In 158 pagine il presidente della Corte d’assise di Bergamo, Antonella Bertoja, e il giudice a latere Ilaria Sanesi, definiscono il delitto della ginnasta adolescente un «omicidio di inaudita gravità», «maturato in un contesto di avances a sfondo sessuale, verosimilmente respinte dalla ragazza, in grado di scatenare nell’imputato una reazione di violenza e sadismo di cui non aveva mai dato prova ad allora». Spiegano che l’aggravante delle sevizie e crudeltà «disvela l’animo malvagio» dell’imputato.

Il Dna di Ignoto 1, figlio illegittimo dell’autista di autobus Giuseppe Guerinoni, morto nel ’99, che poi sarà identificato con Bossetti è «assolutamente affidabile», così com’è «caratterizzato per un elevato numero di marcatori Str e verificato mediante una pluralità di analisi eseguite nel rispetto dei parametri elaborati dalla comunità scientifica internazionale».

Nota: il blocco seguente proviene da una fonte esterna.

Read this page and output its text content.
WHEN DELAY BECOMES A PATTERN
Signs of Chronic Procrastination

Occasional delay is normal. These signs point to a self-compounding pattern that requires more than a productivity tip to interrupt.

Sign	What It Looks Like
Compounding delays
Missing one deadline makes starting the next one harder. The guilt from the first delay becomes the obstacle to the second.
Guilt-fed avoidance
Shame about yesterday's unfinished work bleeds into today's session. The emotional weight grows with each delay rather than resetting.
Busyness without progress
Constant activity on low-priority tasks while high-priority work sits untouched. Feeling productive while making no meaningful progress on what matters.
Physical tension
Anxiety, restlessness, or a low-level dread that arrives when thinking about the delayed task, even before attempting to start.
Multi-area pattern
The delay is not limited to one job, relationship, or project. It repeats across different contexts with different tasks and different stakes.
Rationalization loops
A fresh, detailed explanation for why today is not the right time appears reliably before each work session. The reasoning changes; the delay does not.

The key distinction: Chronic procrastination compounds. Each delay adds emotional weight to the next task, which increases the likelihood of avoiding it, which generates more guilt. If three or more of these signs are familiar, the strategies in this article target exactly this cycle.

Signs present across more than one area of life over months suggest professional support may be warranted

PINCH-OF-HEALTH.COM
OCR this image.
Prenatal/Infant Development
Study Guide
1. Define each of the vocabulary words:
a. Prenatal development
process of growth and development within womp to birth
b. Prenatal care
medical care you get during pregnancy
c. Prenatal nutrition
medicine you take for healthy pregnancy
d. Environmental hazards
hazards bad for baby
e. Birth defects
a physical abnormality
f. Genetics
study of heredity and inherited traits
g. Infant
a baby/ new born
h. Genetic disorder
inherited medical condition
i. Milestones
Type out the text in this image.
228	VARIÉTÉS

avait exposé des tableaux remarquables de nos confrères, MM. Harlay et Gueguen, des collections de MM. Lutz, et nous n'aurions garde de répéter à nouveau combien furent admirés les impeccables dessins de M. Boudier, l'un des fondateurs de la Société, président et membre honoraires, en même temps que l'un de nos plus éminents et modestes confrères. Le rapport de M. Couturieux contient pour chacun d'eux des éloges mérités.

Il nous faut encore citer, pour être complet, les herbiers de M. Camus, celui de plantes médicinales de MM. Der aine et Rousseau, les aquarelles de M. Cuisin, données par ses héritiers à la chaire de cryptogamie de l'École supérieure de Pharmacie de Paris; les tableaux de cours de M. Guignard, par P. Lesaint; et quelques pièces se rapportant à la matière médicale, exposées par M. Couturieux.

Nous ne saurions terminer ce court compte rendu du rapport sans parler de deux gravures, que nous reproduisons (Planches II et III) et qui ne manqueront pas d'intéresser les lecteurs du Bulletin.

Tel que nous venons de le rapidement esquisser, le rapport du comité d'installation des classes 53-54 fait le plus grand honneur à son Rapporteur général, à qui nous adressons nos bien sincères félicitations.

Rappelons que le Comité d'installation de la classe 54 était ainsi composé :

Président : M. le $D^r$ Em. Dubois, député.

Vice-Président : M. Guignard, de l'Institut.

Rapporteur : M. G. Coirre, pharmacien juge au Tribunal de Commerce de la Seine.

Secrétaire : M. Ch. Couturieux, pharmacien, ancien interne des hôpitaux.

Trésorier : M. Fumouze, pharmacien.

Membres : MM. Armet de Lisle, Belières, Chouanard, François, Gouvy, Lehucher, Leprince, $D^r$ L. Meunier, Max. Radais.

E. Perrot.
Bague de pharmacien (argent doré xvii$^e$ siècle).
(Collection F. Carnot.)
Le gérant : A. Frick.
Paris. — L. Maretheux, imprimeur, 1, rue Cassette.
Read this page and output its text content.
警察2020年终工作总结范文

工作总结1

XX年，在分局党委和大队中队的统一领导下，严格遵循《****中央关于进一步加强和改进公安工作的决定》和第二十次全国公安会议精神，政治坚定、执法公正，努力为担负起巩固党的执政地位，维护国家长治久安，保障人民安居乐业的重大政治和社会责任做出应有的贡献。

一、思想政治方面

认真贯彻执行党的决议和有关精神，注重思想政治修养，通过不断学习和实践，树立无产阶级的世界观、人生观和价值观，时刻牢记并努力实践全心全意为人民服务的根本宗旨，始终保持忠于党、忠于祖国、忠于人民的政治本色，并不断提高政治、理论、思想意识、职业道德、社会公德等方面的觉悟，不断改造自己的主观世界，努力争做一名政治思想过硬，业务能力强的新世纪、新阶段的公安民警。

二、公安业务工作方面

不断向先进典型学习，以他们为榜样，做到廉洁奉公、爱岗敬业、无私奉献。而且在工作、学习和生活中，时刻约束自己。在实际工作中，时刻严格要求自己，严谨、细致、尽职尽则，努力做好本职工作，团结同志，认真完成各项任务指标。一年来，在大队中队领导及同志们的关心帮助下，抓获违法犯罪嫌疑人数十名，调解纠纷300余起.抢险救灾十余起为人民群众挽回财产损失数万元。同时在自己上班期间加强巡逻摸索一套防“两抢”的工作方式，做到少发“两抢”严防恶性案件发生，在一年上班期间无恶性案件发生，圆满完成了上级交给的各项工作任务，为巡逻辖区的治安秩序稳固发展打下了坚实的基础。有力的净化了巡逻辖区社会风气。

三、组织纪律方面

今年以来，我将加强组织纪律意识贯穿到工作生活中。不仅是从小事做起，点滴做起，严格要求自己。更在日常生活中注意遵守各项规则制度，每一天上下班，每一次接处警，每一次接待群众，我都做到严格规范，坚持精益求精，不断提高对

I giudici sgomberano il campo anche dai dubbi della difesa sulla mancata corrispondenza tra il Dna nucleare e quello mitocondriale nella traccia trovata sugli slip e sui leggins che indossava Yara, un cavallo di battaglia dei legali che, sulla scorta di questo, aveva ipotizzato la presenza di un Ignoto 2: tutti i consulenti hanno chiarito che il Dna mitocondriale non individua un singolo individuo ma l’intera linea materlineare e «avendo disposizione il Dna nucleare, la ricerca a fini identificativi è inutile». Sull’insegnante della ragazza, il cui Dna fu trovato sulla manica del giubbotto di Yara è «in una posizione non paragonabile a quella dell’imputato» e le indagini a suo carico non hanno portato a nulla. I difensori di Bossetti hanno annunciato ricorso in appello.